Activity 2: To make it harder, ask students to complete the activity, then write the sentences again from memory. How many words can they get right? To make it easier, ask students to only complete answers 2 and 3. Or, you provide clues, such as starting letters, on a mini whiteboard in front of them to help students complete the missing words.

Working in pairs or groups

When looking at tasks in a course book where students work with a friend or small group to complete the task, first analyse the task to see whether it has more social or academic demands, or if it has a balance of both. From there, you can plan some support strategies. For example:


Image taken from Rise and Shine Book 4

This task has a high social demand. Some elements to consider are listening, waiting, turn taking, participating, sounding interested, eye contact, sensory issues. The academic challenge is fairly low as the grammar used is predominantly ‘can’ sentences, possessives and adjectives to talk about upcycling. Therefore, as the teacher, you need to think about providing strategies for supporting the social challenge of the task for students.

Image taken from Rise and Shine Book 3

This task has a high academic challenge. The students focus more on writing sentences, using the correct grammar and vocabulary, check spelling and then putting all the information attractively together in a. project. The teacher needs to focus more on the academic support to help the student achieve the task.

Further considerations for the teacher when students work in pairs or small groups are:

  • Who is in the group?
  • How big is the group?
  • Should you have a ‘buddy’ system or will you provide the support needed?
  • Helping students to understand how to take turns.
  • How does every student contribute – what’s their role within a certain project?

One useful approach to help all students keep on track during a project and to focus on the stages of a project is the Bell Wallace TASC Wheel (TASC means Thinking Actively in a Social Context).



Students start with the orange ‘Gather/Organise’ or red ‘Identify’ stage and work their way around the wheel, completing each stage.

Leaving the Classroom

An exit routine is just as important as a welcome routine. It helps students to leave the classroom calmly, proud of what they have achieved and knowing what they have to do for homework. Some aspects to consider are making sure you give enough time for students to tidy up in order to avoid stress and chaos. How can you calmly communicate what students have to do for homework? Do you need to provide more detailed, printed instructions for some to students to glue into their workbooks? Do you need to make a quick video and post it to the school web for students to watch calmly at home and understand? Do you have a system for leaving in a calm and ordered way?

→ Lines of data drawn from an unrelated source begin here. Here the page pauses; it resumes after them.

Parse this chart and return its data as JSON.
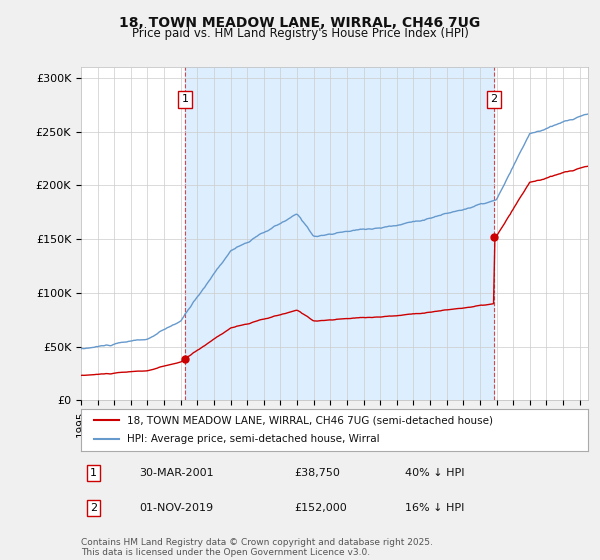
{
  "title": "18, TOWN MEADOW LANE, WIRRAL, CH46 7UG",
  "subtitle": "Price paid vs. HM Land Registry's House Price Index (HPI)",
  "ylabel_ticks": [
    "£0",
    "£50K",
    "£100K",
    "£150K",
    "£200K",
    "£250K",
    "£300K"
  ],
  "ytick_vals": [
    0,
    50000,
    100000,
    150000,
    200000,
    250000,
    300000
  ],
  "ylim": [
    0,
    310000
  ],
  "xlim_start": 1995.0,
  "xlim_end": 2025.5,
  "sale1_x": 2001.25,
  "sale1_y": 38750,
  "sale2_x": 2019.83,
  "sale2_y": 152000,
  "sale1_label": "30-MAR-2001",
  "sale1_price": "£38,750",
  "sale1_hpi": "40% ↓ HPI",
  "sale2_label": "01-NOV-2019",
  "sale2_price": "£152,000",
  "sale2_hpi": "16% ↓ HPI",
  "line1_color": "#cc0000",
  "line2_color": "#6699cc",
  "vline_color": "#cc0000",
  "shade_color": "#ddeeff",
  "bg_color": "#f0f0f0",
  "plot_bg": "#ffffff",
  "legend_line1": "18, TOWN MEADOW LANE, WIRRAL, CH46 7UG (semi-detached house)",
  "legend_line2": "HPI: Average price, semi-detached house, Wirral",
  "footer": "Contains HM Land Registry data © Crown copyright and database right 2025.\nThis data is licensed under the Open Government Licence v3.0.",
  "annotation_box_color": "#cc0000",
  "year_ticks": [
    1995,
    1996,
    1997,
    1998,
    1999,
    2000,
    2001,
    2002,
    2003,
    2004,
    2005,
    2006,
    2007,
    2008,
    2009,
    2010,
    2011,
    2012,
    2013,
    2014,
    2015,
    2016,
    2017,
    2018,
    2019,
    2020,
    2021,
    2022,
    2023,
    2024,
    2025
  ]
}
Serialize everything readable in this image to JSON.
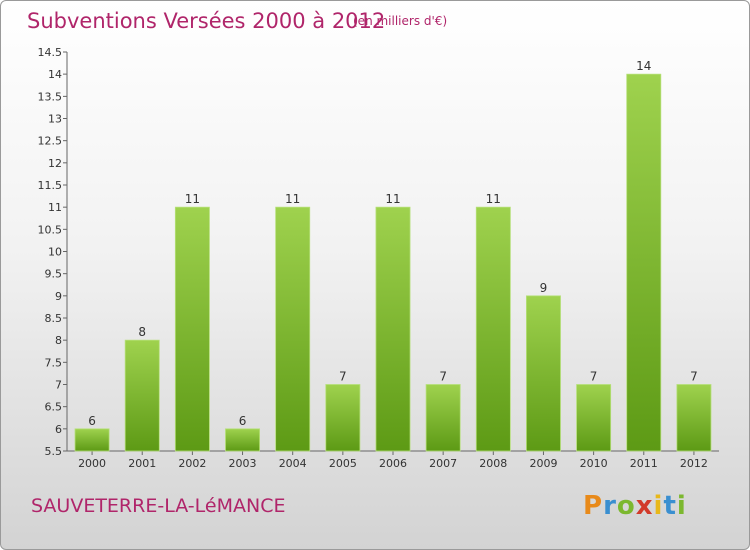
{
  "header": {
    "title": "Subventions Versées 2000 à 2012",
    "subtitle": "(en milliers d'€)"
  },
  "footer": {
    "commune": "SAUVETERRE-LA-LéMANCE",
    "logo_letters": [
      {
        "char": "P",
        "color": "#e88a1a"
      },
      {
        "char": "r",
        "color": "#3a8fd0"
      },
      {
        "char": "o",
        "color": "#7cb82f"
      },
      {
        "char": "x",
        "color": "#d23a2a"
      },
      {
        "char": "i",
        "color": "#e8b81a"
      },
      {
        "char": "t",
        "color": "#3a8fd0"
      },
      {
        "char": "i",
        "color": "#7cb82f"
      }
    ]
  },
  "colors": {
    "bar_top": "#9fd24e",
    "bar_bottom": "#5d9a15",
    "text_accent": "#b0256a"
  },
  "chart_data": {
    "type": "bar",
    "categories": [
      "2000",
      "2001",
      "2002",
      "2003",
      "2004",
      "2005",
      "2006",
      "2007",
      "2008",
      "2009",
      "2010",
      "2011",
      "2012"
    ],
    "values": [
      6,
      8,
      11,
      6,
      11,
      7,
      11,
      7,
      11,
      9,
      7,
      14,
      7
    ],
    "data_labels": [
      "6",
      "8",
      "11",
      "6",
      "11",
      "7",
      "11",
      "7",
      "11",
      "9",
      "7",
      "14",
      "7"
    ],
    "y_ticks": [
      "5.5",
      "6",
      "6.5",
      "7",
      "7.5",
      "8",
      "8.5",
      "9",
      "9.5",
      "10",
      "10.5",
      "11",
      "11.5",
      "12",
      "12.5",
      "13",
      "13.5",
      "14",
      "14.5"
    ],
    "ylim": [
      5.5,
      14.5
    ],
    "grid": false,
    "title": "Subventions Versées 2000 à 2012",
    "xlabel": "",
    "ylabel": ""
  }
}
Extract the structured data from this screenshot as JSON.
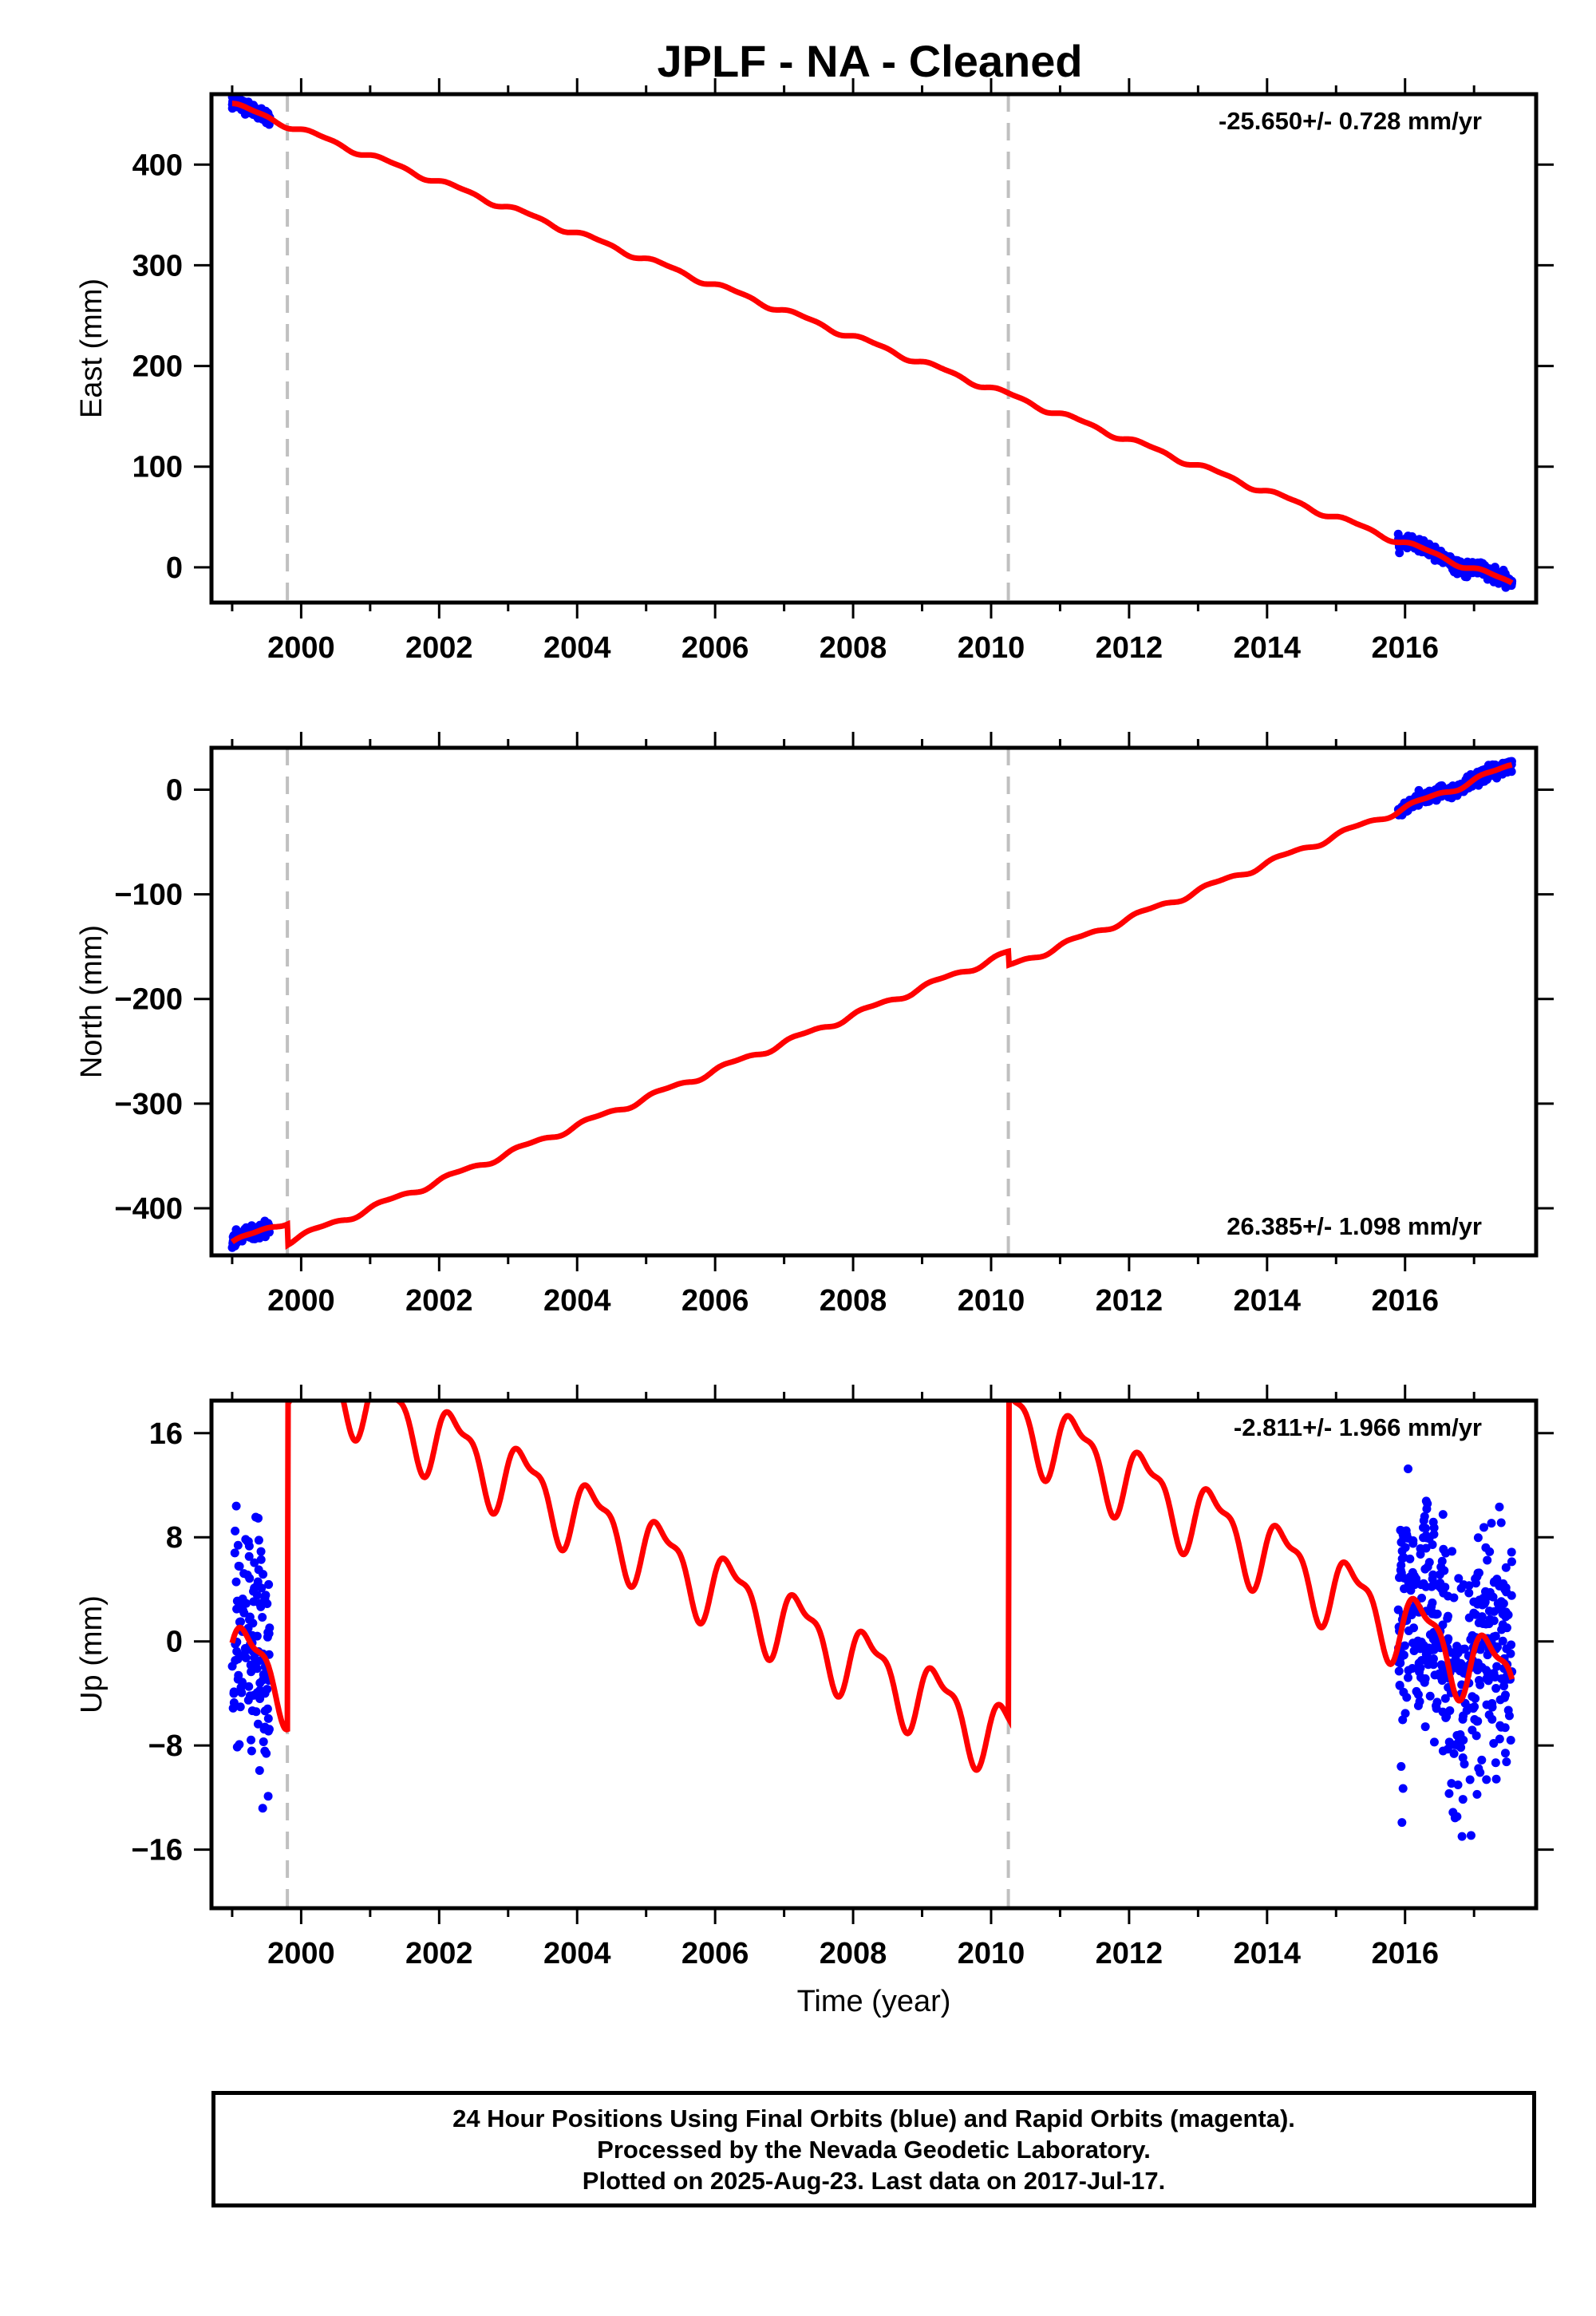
{
  "title": "JPLF  - NA - Cleaned",
  "colors": {
    "data": "#0000ff",
    "model": "#ff0000",
    "offset_line": "#c0c0c0",
    "axis": "#000000"
  },
  "chart_data": [
    {
      "type": "scatter",
      "panel": "East",
      "ylabel": "East (mm)",
      "xlabel": "",
      "rate_label": "-25.650+/- 0.728 mm/yr",
      "rate_label_position": "top-right",
      "xlim": [
        1998.7,
        2017.9
      ],
      "ylim": [
        -35,
        470
      ],
      "x_ticks": [
        2000,
        2002,
        2004,
        2006,
        2008,
        2010,
        2012,
        2014,
        2016
      ],
      "y_ticks": [
        0,
        100,
        200,
        300,
        400
      ],
      "offset_epochs": [
        1999.8,
        2010.25
      ],
      "model": {
        "name": "",
        "rate": -25.65,
        "value_at_start": 460,
        "start": 1999.0,
        "end": 2017.55,
        "annual_amplitude": 2.5,
        "steps": []
      },
      "observations": [
        {
          "segment": [
            1999.0,
            1999.55
          ],
          "center_offset": 0,
          "scatter": 3
        },
        {
          "segment": [
            2015.9,
            2017.55
          ],
          "center_offset": 0,
          "scatter": 3
        }
      ]
    },
    {
      "type": "scatter",
      "panel": "North",
      "ylabel": "North (mm)",
      "xlabel": "",
      "rate_label": "26.385+/- 1.098 mm/yr",
      "rate_label_position": "bottom-right",
      "xlim": [
        1998.7,
        2017.9
      ],
      "ylim": [
        -445,
        40
      ],
      "x_ticks": [
        2000,
        2002,
        2004,
        2006,
        2008,
        2010,
        2012,
        2014,
        2016
      ],
      "y_ticks": [
        -400,
        -300,
        -200,
        -100,
        0
      ],
      "offset_epochs": [
        1999.8,
        2010.25
      ],
      "model": {
        "name": "",
        "rate": 26.385,
        "value_at_start": -433,
        "start": 1999.0,
        "end": 2017.55,
        "annual_amplitude": 2.5,
        "steps": [
          {
            "epoch": 1999.8,
            "size": -20
          },
          {
            "epoch": 2010.25,
            "size": -13
          }
        ]
      },
      "observations": [
        {
          "segment": [
            1999.0,
            1999.55
          ],
          "center_offset": 0,
          "scatter": 3
        },
        {
          "segment": [
            2015.9,
            2017.55
          ],
          "center_offset": 0,
          "scatter": 3
        }
      ]
    },
    {
      "type": "scatter",
      "panel": "Up",
      "ylabel": "Up (mm)",
      "xlabel": "Time (year)",
      "rate_label": "-2.811+/- 1.966 mm/yr",
      "rate_label_position": "top-right",
      "xlim": [
        1998.7,
        2017.9
      ],
      "ylim": [
        -20.5,
        18.5
      ],
      "x_ticks": [
        2000,
        2002,
        2004,
        2006,
        2008,
        2010,
        2012,
        2014,
        2016
      ],
      "y_ticks": [
        -16,
        -8,
        0,
        8,
        16
      ],
      "offset_epochs": [
        1999.8,
        2010.25
      ],
      "model": {
        "name": "",
        "rate": -2.811,
        "value_at_start": -1.0,
        "start": 1999.0,
        "end": 2017.55,
        "annual_amplitude": 2.6,
        "steps": [
          {
            "epoch": 1999.8,
            "size": 25
          },
          {
            "epoch": 2010.25,
            "size": 25
          }
        ]
      },
      "observations": [
        {
          "segment": [
            1999.0,
            1999.55
          ],
          "center_offset": 0,
          "scatter": 4.5
        },
        {
          "segment": [
            2015.9,
            2017.55
          ],
          "center_offset": 0,
          "scatter": 4.5
        }
      ]
    }
  ],
  "footer": {
    "line1": "24 Hour Positions Using Final Orbits (blue) and Rapid Orbits (magenta).",
    "line2": "Processed by the Nevada Geodetic Laboratory.",
    "line3": "Plotted on 2025-Aug-23. Last data on 2017-Jul-17."
  }
}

Seeing your students as individuals who each have their own strengths and challenges is vital. It is hard for one person to provide support to all, but small changes in class can go a long way to help all students achieve their goals. Do not try to take on everything all at once without support. You need your directors and fellow teachers to help you with ideas and extra care. Also, some changes take time. If something does not work the first time in class, such as implementing a new welcome routine, keep trying as changes need time to be understood and adapted to by students. I will leave you with the final thought by author Alexander Den Heijer: “When a flower doesn’t bloom, you fix the environment in which it grows, not the flower.”